OpenAI's latest artificial intelligence (AI) model, o1, has been seen to "think" in different languages, including Chinese and Persian. The weird behavior comes even when the AI is given a problem in English. The model employs a series of reasoning steps to reach an answer. However, some of these steps are taken in a different language before the final conclusion is reached in English.

User observations

User experiences and expert theories on o1's behavior

Users have reported cases of o1 "randomly starting to think in Chinese halfway through," even when no part of the conversation involved Chinese. OpenAI has not yet explained this weird behavior. AI experts have offered a few theories, with some suggesting that reasoning models like o1 are trained on datasets with a lot of Chinese characters.

Data influence

Influence of Chinese data labeling services

Ted Xiao, a researcher at Google DeepMind, suggested that companies like OpenAI utilize third-party Chinese data labeling services. He thinks o1's shift to Chinese could be an example of "Chinese linguistic influence on reasoning." Labels or tags are used during the training process to help models understand and interpret data. However, the theory has been met with skepticism as o1 has also been seen switching to other languages like Hindi and Thai.

Efficiency theory

Language selection may be efficiency-driven

Some experts argue reasoning models like o1 could use languages they deem most efficient for a particular task.
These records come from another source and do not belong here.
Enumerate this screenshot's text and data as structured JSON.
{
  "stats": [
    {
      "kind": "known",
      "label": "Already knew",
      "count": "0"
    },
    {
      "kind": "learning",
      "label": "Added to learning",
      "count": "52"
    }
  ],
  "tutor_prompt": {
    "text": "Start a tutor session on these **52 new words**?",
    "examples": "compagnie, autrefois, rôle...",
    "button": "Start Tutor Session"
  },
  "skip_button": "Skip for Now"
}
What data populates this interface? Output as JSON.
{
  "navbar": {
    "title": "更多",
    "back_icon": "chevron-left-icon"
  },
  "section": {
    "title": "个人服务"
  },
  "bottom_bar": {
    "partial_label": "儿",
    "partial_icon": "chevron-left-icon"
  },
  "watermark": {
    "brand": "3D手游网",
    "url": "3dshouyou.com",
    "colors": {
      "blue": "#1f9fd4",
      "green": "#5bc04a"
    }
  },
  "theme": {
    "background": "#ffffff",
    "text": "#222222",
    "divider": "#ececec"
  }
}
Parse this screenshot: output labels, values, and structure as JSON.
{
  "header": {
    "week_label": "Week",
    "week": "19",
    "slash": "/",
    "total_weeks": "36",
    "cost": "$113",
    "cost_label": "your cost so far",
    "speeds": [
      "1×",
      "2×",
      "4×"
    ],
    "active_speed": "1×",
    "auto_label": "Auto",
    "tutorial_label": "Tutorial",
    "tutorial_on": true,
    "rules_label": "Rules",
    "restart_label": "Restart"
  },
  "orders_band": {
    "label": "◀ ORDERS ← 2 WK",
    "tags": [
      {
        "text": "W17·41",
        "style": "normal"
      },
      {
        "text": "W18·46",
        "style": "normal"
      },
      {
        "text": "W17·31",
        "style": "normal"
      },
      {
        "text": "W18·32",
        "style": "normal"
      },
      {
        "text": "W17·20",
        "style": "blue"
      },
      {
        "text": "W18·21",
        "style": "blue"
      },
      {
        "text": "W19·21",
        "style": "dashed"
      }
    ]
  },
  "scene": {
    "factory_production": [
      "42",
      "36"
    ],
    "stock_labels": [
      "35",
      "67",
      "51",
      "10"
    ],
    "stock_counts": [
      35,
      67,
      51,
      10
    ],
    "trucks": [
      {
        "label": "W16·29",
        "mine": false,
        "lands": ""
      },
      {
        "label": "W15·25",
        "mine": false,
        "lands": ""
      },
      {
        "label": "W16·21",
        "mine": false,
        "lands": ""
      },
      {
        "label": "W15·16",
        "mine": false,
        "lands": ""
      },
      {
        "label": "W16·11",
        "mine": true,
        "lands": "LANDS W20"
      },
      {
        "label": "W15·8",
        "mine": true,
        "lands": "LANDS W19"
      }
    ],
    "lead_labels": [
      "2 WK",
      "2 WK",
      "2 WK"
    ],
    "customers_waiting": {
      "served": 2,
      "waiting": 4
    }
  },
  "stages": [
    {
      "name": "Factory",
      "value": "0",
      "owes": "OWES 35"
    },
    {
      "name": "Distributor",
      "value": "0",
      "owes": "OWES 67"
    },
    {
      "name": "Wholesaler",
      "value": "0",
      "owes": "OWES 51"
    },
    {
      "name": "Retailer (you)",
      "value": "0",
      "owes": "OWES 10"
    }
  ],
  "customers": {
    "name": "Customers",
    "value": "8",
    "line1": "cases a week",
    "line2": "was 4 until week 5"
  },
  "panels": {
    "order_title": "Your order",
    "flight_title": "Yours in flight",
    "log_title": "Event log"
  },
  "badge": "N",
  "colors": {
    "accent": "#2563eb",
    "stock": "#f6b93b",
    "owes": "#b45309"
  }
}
Matthew Guzdial, an AI researcher and Assistant Professor at the University of Alberta, said, "The model doesn't know what language is, or that languages are different." To these models, it's all just text. This view indicates the choice of language could be more about computational efficiency than any bias in the model.

Token usage

AI models use tokens, not words

AI models such as o1 don't deal with words directly but with tokens. These tokens can be whole words, syllables, or even characters in a word. This tokenization process can also inject biases into how the model works. Tiezhen Wang from Hugging Face agreed with Guzdial's opinion that language inconsistencies in reasoning models could stem from associations made during training.

Task specificity

Language selection may be task-specific

Wang further explained, "By embracing every linguistic nuance, we expand the model's worldview and allow it to learn from the full spectrum of human knowledge." He cited an example of preferring to do math in Chinese because of its efficiency but switching to English for topics like unconscious bias. This indicates that language selection by AI models could be task-specific and training-phase associations.